The government is also hardly supporting "the unity of the Commonwealth of Nations", the major players of which rounded against the government of Sri Lanka prior to CHOGM late last year. It was only because significant legal advice on human rights abuses was not disclosed that the meeting went ahead in the first place.

Let's just admit it: Australia's monarchists are failing miserably to meet the high standards set by their Queen, and are never pulled up on it. But that's the whole point: the monarch and governor-general rarely, if ever, intervene in politics to set norms of behaviour. When they do – for instance, Quentin Bryce's pro-republican and pro-diversity parting shot – the monarchists get furious.

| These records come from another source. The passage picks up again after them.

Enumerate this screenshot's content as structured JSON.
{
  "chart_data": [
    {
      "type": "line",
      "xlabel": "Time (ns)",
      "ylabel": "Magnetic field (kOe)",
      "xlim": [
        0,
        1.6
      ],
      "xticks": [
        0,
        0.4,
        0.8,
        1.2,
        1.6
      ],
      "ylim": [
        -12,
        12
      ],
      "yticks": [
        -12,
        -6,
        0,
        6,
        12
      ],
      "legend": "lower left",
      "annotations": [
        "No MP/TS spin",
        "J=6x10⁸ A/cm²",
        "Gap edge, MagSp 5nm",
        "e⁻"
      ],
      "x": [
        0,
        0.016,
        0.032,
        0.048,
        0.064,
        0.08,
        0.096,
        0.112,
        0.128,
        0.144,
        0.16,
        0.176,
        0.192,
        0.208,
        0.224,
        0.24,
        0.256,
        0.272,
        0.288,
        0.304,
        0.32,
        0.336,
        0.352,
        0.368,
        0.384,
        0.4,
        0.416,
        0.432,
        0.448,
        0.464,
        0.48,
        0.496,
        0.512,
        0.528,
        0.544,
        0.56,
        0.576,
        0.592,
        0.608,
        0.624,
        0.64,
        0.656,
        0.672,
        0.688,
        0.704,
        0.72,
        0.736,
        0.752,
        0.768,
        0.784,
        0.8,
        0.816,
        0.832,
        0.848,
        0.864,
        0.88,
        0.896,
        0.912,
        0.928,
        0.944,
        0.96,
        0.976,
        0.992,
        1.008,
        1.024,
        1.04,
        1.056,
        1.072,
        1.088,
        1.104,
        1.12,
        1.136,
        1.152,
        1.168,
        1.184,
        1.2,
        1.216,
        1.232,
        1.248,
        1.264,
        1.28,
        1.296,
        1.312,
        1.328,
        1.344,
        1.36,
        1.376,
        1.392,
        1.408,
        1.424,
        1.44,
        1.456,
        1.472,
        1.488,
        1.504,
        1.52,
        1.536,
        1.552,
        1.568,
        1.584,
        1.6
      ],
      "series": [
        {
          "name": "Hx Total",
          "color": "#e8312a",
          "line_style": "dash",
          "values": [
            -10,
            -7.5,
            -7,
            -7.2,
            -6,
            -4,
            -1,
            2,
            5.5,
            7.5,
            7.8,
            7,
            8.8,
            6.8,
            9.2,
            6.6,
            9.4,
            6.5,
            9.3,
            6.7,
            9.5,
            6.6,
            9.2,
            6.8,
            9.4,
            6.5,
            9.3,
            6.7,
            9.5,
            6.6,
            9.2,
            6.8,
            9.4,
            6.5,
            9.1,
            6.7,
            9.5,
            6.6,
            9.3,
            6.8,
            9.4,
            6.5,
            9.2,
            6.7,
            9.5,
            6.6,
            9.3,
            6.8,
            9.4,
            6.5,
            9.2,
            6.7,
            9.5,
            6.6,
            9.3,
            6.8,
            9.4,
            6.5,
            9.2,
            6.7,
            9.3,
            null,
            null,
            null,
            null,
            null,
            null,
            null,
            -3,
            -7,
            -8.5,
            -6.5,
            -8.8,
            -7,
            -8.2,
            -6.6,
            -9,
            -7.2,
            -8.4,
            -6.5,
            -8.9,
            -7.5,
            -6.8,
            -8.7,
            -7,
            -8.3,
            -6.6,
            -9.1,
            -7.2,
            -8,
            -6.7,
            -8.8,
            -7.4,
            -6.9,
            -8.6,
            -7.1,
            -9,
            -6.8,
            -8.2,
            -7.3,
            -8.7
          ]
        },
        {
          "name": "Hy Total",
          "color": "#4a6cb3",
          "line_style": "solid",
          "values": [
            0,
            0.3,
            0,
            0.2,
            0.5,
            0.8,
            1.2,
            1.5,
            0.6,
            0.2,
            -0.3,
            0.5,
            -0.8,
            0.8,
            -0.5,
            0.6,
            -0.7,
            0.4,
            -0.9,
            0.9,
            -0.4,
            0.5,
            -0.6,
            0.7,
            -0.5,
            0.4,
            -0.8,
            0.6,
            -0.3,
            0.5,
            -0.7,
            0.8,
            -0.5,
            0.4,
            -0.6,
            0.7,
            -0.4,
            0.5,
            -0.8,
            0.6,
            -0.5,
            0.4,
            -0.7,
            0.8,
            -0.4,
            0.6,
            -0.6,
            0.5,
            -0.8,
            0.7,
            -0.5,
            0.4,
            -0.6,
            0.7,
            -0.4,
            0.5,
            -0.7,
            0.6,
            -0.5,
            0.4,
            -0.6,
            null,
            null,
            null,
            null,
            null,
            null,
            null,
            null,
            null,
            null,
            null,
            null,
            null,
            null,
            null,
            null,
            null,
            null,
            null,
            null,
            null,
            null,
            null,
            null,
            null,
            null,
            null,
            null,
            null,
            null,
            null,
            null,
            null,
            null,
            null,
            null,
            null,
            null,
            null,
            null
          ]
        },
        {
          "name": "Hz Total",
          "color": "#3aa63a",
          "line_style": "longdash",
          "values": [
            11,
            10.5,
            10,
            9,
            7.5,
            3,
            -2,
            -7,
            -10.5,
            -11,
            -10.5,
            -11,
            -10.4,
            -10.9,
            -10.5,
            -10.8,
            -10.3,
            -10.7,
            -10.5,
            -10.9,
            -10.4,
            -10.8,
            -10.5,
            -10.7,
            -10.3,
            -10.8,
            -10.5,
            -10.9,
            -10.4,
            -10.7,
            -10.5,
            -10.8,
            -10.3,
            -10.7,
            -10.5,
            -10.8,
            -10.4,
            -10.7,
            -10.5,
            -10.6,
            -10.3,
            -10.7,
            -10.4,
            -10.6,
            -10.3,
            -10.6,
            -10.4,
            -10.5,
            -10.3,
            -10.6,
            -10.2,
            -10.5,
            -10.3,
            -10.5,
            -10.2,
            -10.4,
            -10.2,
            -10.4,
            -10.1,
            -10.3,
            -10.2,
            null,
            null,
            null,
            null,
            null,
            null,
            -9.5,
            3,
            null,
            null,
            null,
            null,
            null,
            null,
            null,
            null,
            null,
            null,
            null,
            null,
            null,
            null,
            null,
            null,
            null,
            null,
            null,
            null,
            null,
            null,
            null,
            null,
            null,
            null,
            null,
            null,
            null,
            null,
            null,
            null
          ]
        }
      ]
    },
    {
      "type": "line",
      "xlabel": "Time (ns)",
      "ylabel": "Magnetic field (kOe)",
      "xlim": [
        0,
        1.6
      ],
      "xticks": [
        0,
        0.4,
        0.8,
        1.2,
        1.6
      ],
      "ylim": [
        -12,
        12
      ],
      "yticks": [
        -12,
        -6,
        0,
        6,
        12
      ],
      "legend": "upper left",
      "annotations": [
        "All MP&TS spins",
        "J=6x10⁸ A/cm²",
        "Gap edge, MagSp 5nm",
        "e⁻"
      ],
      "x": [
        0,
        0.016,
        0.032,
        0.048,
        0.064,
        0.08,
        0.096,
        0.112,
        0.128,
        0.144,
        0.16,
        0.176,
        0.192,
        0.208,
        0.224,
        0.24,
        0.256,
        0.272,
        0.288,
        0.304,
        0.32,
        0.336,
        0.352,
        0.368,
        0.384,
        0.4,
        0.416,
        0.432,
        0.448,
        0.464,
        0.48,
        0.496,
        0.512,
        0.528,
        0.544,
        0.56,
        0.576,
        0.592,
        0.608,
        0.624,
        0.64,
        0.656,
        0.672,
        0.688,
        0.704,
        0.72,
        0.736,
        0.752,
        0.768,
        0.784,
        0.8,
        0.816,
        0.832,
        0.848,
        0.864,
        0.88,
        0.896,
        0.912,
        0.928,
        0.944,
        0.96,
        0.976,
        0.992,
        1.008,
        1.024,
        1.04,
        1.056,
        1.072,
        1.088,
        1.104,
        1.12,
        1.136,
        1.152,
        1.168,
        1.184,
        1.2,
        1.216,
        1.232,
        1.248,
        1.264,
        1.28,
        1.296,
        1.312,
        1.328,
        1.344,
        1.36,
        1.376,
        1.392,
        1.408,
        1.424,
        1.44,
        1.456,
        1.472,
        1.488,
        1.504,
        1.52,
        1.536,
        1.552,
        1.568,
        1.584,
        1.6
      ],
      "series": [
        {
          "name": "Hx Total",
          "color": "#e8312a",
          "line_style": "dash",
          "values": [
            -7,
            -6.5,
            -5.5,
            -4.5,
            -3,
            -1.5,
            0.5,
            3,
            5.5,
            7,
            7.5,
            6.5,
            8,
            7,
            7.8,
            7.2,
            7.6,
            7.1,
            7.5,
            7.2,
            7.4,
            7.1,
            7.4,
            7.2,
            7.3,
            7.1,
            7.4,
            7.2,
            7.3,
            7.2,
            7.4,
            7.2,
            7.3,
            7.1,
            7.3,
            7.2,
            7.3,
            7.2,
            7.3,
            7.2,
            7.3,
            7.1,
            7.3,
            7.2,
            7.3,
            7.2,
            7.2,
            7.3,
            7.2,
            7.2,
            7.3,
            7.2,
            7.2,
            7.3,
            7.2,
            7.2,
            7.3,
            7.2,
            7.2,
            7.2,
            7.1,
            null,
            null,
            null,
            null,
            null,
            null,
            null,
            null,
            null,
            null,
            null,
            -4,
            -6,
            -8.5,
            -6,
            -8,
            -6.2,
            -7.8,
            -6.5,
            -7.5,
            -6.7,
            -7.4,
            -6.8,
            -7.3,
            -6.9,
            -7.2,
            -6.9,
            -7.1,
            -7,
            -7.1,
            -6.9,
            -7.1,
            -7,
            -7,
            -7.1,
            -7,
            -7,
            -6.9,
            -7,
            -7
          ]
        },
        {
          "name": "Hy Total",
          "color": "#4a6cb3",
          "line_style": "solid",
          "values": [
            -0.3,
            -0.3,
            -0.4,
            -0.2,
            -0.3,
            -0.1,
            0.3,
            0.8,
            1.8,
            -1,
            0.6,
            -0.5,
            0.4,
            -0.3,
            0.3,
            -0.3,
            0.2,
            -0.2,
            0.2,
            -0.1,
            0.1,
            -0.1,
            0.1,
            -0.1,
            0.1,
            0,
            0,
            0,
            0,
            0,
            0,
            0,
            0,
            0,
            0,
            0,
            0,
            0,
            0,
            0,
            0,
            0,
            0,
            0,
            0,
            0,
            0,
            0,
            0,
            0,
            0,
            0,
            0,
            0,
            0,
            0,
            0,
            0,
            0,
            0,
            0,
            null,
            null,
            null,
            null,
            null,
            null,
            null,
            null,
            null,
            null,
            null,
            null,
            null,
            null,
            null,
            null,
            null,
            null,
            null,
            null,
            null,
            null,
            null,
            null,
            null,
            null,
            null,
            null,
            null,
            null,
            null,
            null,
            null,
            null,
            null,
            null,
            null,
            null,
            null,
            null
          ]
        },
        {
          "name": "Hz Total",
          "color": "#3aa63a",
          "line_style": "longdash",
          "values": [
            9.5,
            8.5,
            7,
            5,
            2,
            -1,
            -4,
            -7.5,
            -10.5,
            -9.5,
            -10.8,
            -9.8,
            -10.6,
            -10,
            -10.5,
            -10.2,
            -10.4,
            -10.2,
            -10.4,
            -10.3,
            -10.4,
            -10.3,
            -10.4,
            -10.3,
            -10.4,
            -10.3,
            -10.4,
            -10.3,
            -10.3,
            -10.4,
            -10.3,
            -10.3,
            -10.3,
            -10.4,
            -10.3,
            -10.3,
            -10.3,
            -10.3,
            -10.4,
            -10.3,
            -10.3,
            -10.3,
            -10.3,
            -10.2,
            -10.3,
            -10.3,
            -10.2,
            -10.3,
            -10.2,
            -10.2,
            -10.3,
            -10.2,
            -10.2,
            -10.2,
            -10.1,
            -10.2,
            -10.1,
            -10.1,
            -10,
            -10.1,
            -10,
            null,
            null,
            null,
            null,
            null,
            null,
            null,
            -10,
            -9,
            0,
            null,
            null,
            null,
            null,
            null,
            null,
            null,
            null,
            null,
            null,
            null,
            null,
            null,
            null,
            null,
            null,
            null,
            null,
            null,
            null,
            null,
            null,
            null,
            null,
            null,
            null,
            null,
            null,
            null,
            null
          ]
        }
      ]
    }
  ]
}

As Menzies said of the Queen, "I did but see her passing by." The last thing the Queen's self-appointed agents want is a monarch who stops passing by, and tells them to lift their game (Labor is not exactly politically pure, but at least they don't claim to be defending an ancient transcendental monarch).

If republicans want to cut through, they should argue that far from being a bully pulpit for a native-born demagogue, an Australian presidency would be more effective at defending the institutions of our democracy against those who would treat them like playthings for short-term political gain. Doing so would strip monarchists of both their put-upon victimhood status, and their claim to be the guardians of Australian sovereignty, virtue and rectitude.

Far from being a radical proposal, the republic could then be characterised in terms that are both universal and realistic, as a reform in continuity with the best and most enduring elements of Australian political tradition.